Expression of different Sry genes
Expression of Sry increased at E12 and E13, correlated with initiation of testis differentiation, suggesting that these RNAseq runs have the power to segregate copies of different Sry genes by sequence during this period. We began by measuring the read depth for Sry in each of the RNAseq files (Fig. 2a). A total of 16 variants were identified to differentiate the Sry genes (Fig. 2b), 10 of which were found within the protein-coding region (Fig. 2c). Compiling all reads of Sry genes in all RNAseq runs, the average depth at any site within the gene is 563 reads, with > 150 read coverage at amino acids 9-779 (Fig. 2d), where 1 is the first base of the transcript. Using the compiled data, 25 locations have variation of bases within the reads, with all of our markers showing variation (Fig. 2e) and high coverage (197–1007 reads). We removed markers that fall below 150 read depth, removing many variants that show up on the 3′ end of the transcript. With the markers, we calculated the percent of Sry reads that map to each of the genes. At E11 (experiment 1), prior to testis differentiation, the ubiquitously expressed Sry2 represented 100% of reads (Fig. 2f), even though absolute numbers of reads was low at this time point (Fig. 2a gray and black).
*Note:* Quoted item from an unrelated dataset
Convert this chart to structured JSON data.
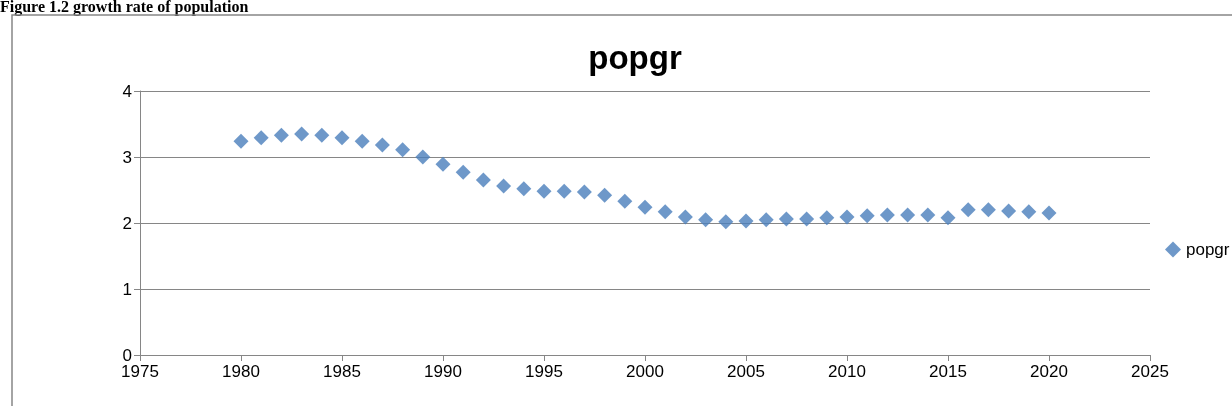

Over the period E12–E14 (experiment 1), we identified Sry1, Sry3C, Sry4A, and “other Sry3s” (transcripts for which reads did not allow further assignment to specific Sry3 genes) (Fig. 2f). Analysis of data from E13 in experiment 2 confirmed that Sry4A was expressed at the highest level, together with other Sry3s, Sry2, Sry3C, and Sry1 (Fig. 2g). Very low levels of expression on all days were found for Sry3A, Sry4, and the nonHMG Sry, suggesting these genes have minimal involvement in testis differentiation. Normalizing the globally mapped TPM values on each RNAseq dataset for Sry using the percent composition of each copy shows a relatively high value of Sry4A, other Sry3s, Sry3C, and Sry1 starting at E12, continuing at E13, and decreasing at E14 (Fig. 2h).